A pesar de ver estos indicios en la boca, no siempre es fácil saber si tenemos las encías retraídas. Lo recomendable es acudir con rapidez al dentista para que realice revisiones, ya que los profesionales pueden identificar y tratar los problemas gingivales. Esto es especialmente importante en el caso de las encías retraídas porque empezar un tratamiento lo antes posible es clave para que no empeore y se tenga que seguir tratamientos más costosos.

Qué provoca la retracción de las encías

Son muchos los factores que pueden causar la retracción de las encías aunque las más importantes son:

  • Cepillarse los dientes demasiado fuerte: Esto puede desgastar el esmalte de los dientes y hacer que las encías se retraigan.
  • Mala salud bucodental: si no se mantienen los dientes limpios cepillándolos con regularidad y usando el hilo dental, se puede acumular placa y convertirse en un depósito duro conocido como sarro. Si no se elimina, puede provocar enfermedad de las encías y retracción de las encías.
  • Rechinar o apretar los dientes: sí es grave, puede someter a presión a las encías, lo que puede causar que se retraigan.
  • Tabaco: fumar incrementa las posibilidades de padecer retracción de las encías.
  • Periodontitis: en la enfermedad de las encías grave, llamada periodontitis, las encías se encogen formando bolsas, que pueden infectarse. Esta infección puede dañar el tejido y el hueso que sostiene el diente en su lugar, y hacer que se suelten y aflojen.

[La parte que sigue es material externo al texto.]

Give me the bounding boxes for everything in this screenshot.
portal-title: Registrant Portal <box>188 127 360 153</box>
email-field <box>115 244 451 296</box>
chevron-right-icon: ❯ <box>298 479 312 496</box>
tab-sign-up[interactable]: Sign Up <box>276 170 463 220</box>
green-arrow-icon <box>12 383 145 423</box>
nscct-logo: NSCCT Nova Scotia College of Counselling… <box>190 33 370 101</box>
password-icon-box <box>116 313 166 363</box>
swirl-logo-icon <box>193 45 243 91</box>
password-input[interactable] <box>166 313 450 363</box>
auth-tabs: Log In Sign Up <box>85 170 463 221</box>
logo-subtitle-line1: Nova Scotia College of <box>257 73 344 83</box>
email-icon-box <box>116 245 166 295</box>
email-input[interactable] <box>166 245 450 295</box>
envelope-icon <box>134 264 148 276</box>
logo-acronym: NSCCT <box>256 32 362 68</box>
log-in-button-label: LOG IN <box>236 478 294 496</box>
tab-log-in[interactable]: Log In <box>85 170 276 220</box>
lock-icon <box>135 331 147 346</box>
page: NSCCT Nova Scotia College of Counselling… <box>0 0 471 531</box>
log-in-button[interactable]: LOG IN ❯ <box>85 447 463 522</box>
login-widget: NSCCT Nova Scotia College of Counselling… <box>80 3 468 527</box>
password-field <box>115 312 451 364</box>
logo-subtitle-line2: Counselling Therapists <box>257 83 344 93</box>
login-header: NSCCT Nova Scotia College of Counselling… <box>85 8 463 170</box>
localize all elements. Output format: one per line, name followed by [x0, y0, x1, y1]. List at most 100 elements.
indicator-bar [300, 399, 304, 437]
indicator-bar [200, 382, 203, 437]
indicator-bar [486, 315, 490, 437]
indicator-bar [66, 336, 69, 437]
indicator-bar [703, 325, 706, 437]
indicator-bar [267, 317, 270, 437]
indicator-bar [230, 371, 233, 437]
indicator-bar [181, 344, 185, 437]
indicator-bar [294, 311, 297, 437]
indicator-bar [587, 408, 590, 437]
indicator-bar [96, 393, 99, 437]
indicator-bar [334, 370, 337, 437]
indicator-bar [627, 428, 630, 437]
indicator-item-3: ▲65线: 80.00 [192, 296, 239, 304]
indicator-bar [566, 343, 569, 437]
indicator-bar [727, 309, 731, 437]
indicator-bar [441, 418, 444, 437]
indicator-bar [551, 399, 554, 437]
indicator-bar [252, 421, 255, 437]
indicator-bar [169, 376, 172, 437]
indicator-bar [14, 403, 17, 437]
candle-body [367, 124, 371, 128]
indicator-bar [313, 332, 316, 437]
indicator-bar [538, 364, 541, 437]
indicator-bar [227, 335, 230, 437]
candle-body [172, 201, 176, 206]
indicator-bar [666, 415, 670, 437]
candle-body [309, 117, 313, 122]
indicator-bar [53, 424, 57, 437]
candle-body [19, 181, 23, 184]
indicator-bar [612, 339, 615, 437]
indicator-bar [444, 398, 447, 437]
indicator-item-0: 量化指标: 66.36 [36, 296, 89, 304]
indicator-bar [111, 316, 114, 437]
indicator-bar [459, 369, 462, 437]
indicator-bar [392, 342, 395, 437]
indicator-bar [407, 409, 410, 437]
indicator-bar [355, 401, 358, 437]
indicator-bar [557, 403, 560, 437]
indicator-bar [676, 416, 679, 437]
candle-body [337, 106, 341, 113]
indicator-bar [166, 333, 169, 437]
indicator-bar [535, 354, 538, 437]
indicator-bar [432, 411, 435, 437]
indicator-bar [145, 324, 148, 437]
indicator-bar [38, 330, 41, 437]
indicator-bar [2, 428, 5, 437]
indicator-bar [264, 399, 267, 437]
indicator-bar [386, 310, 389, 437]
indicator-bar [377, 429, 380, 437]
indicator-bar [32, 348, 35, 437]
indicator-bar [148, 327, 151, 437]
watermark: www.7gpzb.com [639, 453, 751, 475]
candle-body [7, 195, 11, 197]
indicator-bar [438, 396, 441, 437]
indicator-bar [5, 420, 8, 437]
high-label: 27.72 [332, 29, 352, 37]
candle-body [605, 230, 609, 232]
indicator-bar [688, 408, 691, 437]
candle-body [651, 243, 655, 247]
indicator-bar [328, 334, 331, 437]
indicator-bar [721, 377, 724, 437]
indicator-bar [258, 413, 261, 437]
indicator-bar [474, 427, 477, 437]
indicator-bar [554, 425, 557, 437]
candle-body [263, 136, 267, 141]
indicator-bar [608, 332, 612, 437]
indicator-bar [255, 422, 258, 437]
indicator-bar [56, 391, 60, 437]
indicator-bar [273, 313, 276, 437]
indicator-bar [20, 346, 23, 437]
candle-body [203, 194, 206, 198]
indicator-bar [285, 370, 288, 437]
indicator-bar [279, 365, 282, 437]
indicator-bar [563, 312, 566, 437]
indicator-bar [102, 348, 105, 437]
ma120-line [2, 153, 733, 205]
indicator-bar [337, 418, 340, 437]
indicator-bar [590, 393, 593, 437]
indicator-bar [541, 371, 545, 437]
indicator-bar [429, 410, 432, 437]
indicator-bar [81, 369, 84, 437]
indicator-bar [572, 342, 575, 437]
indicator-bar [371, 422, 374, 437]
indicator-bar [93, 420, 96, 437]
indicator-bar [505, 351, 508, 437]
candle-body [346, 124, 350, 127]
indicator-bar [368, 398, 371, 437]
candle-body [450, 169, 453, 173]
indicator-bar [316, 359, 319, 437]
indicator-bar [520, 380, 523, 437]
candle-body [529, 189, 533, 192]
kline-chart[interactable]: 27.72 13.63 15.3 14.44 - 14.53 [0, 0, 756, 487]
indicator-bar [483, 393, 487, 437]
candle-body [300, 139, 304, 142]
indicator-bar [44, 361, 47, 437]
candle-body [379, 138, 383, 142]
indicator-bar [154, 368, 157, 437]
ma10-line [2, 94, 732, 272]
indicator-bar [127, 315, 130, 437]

Incluso puede provocar la pérdida de piezas dentales.

Soluciones al problema de encías retraídas

Lo primero, y más importante, antes de realizar algún tipo de tratamiento quirúrgico, es eliminar la causa que ha producido la encía retraída.

Por ejemplo, puede que haya un paciente que realiza un cepillado agresivo y tiene una dieta rica en productos ácidos, como los cítricos.

Este tipo de alimentos provoca la disminución de la encía, además de un desgaste del esmalte y de la raíz de los dientes.

Sin embargo, este paciente debería modificar su dieta y hábitos de higiene, con el objetivo de, posteriormente, y en los casos que sea necesario, realizar algunos de los siguientes tratamientos.

Estiramiento de encías

En los pacientes que tienen conservadas las papilas interdentarias (el “triangulito” de encía que hay entre diente y diente), se puede llevar a cabo una técnica de estiramiento de encía.

Esta intervención fue creada por los profesores Massimo de Sanctis y Giovanni Zucchelli.

Si la encía lo permite, se realiza un estiramiento de la misma para cubrir la raíz del diente.

Gracias a este método, la pieza dental y las encías recuperan su apariencia habitual sin la necesidad de recurrir a un injerto.

Microinjertos de encía

Combinada con la técnica anterior, se toma tejido del paladar mediante una mínima incisión y se cubre la encía.

Tradicionalmente, era necesario realizar una cirugía de mayor extensión, pero las nuevas técnicas permiten un injerto de encía, una cirugía poco invasiva, para la que solo es necesario dar 2 o 3 puntos de sutura en el paladar.